« Du perdant & de la source lumineuse » de Kees Ouwens.

 

Et le miroir vous revoit mais son coup d’aile

voile telle eau.

Les efforts, nécessaires et légitimes, qui furent déployés pour faire découvrir en français l’extraordinaire vitalité des avants-gardes de la poésie américaine du vingtième siècle – et tant reste encore à faire! – ont eu tendance à parfois occulter ce qui pouvait germer d’essentiel dans d’autres langues. Comme si ne pouvait se dérouler ailleurs que du local, presque de l’accessoire. Dégâts collatéraux que des entreprises courageuses de traduction tentent, avec plus ou moins d’à propos et de réussite, de réparer. Et on découvre ainsi peu à peu des œuvres, par exemple, de Pastior, de Hans Faverey, de Durs Grünbein, de Hawad, ou, tout récemment de Chen Li, qui, qu’elles émergent du chinois, du berbère, de l’allemand ou du néerlandais, prouvent, dans les influences qui s’y lisent, l’heureuse et intemporelle porosité des frontières et la fascinante et universelle nécessité que ressentent toujours d’aucuns à fouailler le langage.

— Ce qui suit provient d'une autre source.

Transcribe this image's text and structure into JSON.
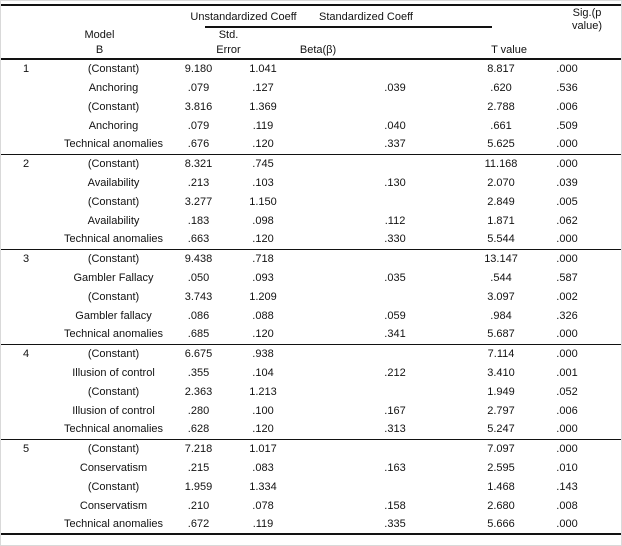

Du perdant & de la source lumineuse, recueil en langue néerlandaise de Kees Ouwens publié en 1997 est la preuve même – eh oui, donc! –  qu’existent bien des chefs-d’oeuvre de la poésie du vingtième siècle qui n’aient pas été écrit en anglais.

A tel point que le transfert de la vie à la mort est une source,

qui contient dépourvu de tout contrôle le partout

Si les poèmes de ce recueil sont hantés, discrètement, par la mort du père de l’auteur, celle-ci n’est jamais la finalité du poème. Plus subtil, la mort même, et ses insondables questions, paraît, au fur et à mesure du recueil, mener à un questionnement qui la déborde largement. Ainsi, par les déplacements incessants du « je » des poèmes (de ce qui environne à ce qui est environné, de ce qui disparaît au point de vue qui le surplombe, d’un bord à ce que ce bord semble forclore), en maniant conjointement temps et espace, en rappelant que la lumière est et onde et corpuscule, il fait, de cette possible lumière aperçue au bout du tunnel mortel, celle qui peut éclairer nos vies. Et déplace, par ces traverses, l’insoluble question initiale. Qu’il y ait de la lumière signifie-t-il qu’il y ait nécessairement quelque chose à voir? L’intervalle entre mort et vie n’est-il pas à l’image de celui qui nous sépare de l’Autre? La réalité d’autrui est-elle irréductiblement et exclusivement la sienne?

Il s’ouvre à ce qui est accessible par nature

qui le fait accéder à lui-même, où

c’est perméable à mesure de son énonciation

C’est dans ses formes – ses, car multiples, prolixes – que se révèlent les atermoiements de la pensée du poète. Quels qu’en soient les linéaments exacts, le génie de cette poésie réside en grande partie dans la conjonction, presque magique, des temps de lecture et d’écriture. La question posée par le poète se dévoilant au lecteur dans le temps même de son énonciation. Ce temps conjoint devenant alors une des conditions même de la question, voire de la possibilité qu’il y ait à la poser.

comme un ballon sorti de son bond, l’œil

laissé là-bas, comme le mur complet des mains 

vides, le métabolisme cessé entre eux, est en attente

de l’accomplissement par les autres, des doigts à fermer

les paupières, dans la dernière des rues,

une aptitude plus pauvre.

La poésie de Kees Ouwens est de celle qui se dévoile lentement. Mais dont la lenteur du dévoilement est partie intégrante de la beauté. Aux antipodes d’un hermétisme borné et clôt sur lui-même, son apparente « difficulté d’accès » n’est pas un acte de fermeture mais une occasion de faire sourdre en le lecteur, lentement et savamment, une émotion qui submerge d’autant mieux qu’elle paraissait contenue. Il est de ce ces émotions, qui se gagnent sans s’arracher, que l’on chérit plus que d’autres…

Kees Ouwens, Du perdant & et de la source lumineuse, 2016, La Lettre volée, trad. Elke de Rijke.